We usually start the procedure on the left side, since we believe that after the left sympathectomy there may be a reduction in the heart rate, which is safer to evaluate soon after the beginning of the procedure—in the vast majority of cases, bradycardia is transient. We perform the first incision in the infra-mammary sulcus in females and in the areolar transition line in males. It is an incision approximately 6/7 mm to admit a 5 mm plastic disposable trocar. The subcutaneous tissue and musculature are crossed by blunt dissection using a pair of “Kelly” haemosthatics or “Metzenbaum” scissors —. On the moment of entering into the pleural space, it is ideal to have the lung collapsed by bolcking it or just putting the patient is in apnea. The trocar is then introduced through the previously dissected course. Via this trocar a 4 or 5 mm camera with 30° viewing angle is introduced.

The next incision, which is between 5 and 6 mm, is performed in the axilla, in the middle axillary line, inferior to the region of the local ones. A permanent 5 mm trocar will be introduced; it enters the pleural cavity under direct vision. The instrument of dissection is positioned in this trocar, usually by use of the harmonic scalpel or a hook coupled to the electrocautery.

Sympathectomy

We first perform the opening of the parietal pleura on both sides of the sympathetic chain, at the fourth and fifth rib height, following the pleural opening throughout the medial and lateral portion of the chain. After the pleural opening we are able to clearly visualize the sympathetic chain. We begin with the complete section of the upper portion of the chain, and then proceed with the section of the lower portion, which is carried out in the medial portion of the rib to avoid the vascular-nervous bundle. With the chain released, we start the fulguration—it must retract completely freely; if this does not happen, probably some branches were not completely released.

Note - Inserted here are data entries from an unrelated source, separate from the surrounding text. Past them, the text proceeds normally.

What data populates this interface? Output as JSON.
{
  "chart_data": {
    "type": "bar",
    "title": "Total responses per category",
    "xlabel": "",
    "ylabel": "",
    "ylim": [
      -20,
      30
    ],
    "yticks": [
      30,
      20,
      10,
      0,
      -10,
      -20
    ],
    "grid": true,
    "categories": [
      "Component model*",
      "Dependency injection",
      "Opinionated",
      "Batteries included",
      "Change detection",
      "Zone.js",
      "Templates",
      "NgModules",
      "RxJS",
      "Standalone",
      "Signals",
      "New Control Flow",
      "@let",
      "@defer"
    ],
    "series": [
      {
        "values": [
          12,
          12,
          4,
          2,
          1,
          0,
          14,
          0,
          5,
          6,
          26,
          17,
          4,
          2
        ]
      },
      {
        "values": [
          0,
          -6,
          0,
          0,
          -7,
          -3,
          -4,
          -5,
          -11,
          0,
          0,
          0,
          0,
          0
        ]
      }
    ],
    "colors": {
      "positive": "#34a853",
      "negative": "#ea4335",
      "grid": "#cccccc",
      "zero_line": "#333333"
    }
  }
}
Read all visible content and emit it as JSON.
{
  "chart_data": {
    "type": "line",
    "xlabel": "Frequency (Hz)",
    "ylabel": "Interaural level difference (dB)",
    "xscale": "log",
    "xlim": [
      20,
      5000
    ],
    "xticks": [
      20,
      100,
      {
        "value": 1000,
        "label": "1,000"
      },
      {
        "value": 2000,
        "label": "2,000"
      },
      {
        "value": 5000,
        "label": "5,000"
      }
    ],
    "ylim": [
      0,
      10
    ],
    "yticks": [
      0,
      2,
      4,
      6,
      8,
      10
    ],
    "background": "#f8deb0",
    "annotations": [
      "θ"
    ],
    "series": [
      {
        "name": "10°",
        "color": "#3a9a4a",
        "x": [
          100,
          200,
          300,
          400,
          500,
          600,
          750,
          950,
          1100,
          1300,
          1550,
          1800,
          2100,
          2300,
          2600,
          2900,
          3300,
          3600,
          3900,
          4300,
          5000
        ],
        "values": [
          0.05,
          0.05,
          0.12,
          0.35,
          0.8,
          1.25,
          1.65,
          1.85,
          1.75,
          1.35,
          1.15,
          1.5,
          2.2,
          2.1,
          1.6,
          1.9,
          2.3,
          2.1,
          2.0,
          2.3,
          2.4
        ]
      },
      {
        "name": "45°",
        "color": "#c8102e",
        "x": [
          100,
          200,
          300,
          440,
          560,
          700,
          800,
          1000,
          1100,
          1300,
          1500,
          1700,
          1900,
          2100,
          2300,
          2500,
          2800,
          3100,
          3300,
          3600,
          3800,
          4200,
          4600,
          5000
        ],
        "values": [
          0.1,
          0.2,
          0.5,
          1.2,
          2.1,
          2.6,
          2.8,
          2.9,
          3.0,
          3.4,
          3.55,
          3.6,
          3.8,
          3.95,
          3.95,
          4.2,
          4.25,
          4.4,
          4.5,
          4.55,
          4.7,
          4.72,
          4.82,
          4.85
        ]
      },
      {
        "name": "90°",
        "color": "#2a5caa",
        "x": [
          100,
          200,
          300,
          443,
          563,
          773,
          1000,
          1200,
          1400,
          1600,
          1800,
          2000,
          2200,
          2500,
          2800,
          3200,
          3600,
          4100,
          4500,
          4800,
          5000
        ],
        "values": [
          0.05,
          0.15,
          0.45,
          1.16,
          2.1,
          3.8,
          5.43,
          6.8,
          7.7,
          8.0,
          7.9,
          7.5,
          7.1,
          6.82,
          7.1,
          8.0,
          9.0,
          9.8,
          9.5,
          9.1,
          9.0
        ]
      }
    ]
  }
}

Pulmonary Expansion and Aspiration of the Residual Air

With the end of the sympathectomy, a nasogastric tube is introduced via the axillary trocar as a drain. The anterior trocar is withdrawn through the camera, holding it in position to observe complete lung expansion. The anesthetist re-inflates the lung, and the probe is connected to a vacuum system. The camera is removed after confirmation that the lung is lying against the chest wall. The anterior incision is closed with 4.0 monocryl wire at continuous points. After closing it is necessary to check if there is aerial fistula; this is done by introducing the probe/drain into a vat filled with water or saline. The anesthesiologist ventilates the lung and checks for bubbles; if there is no vent after the maneuver, the catheter is removed and the incision is closed as above.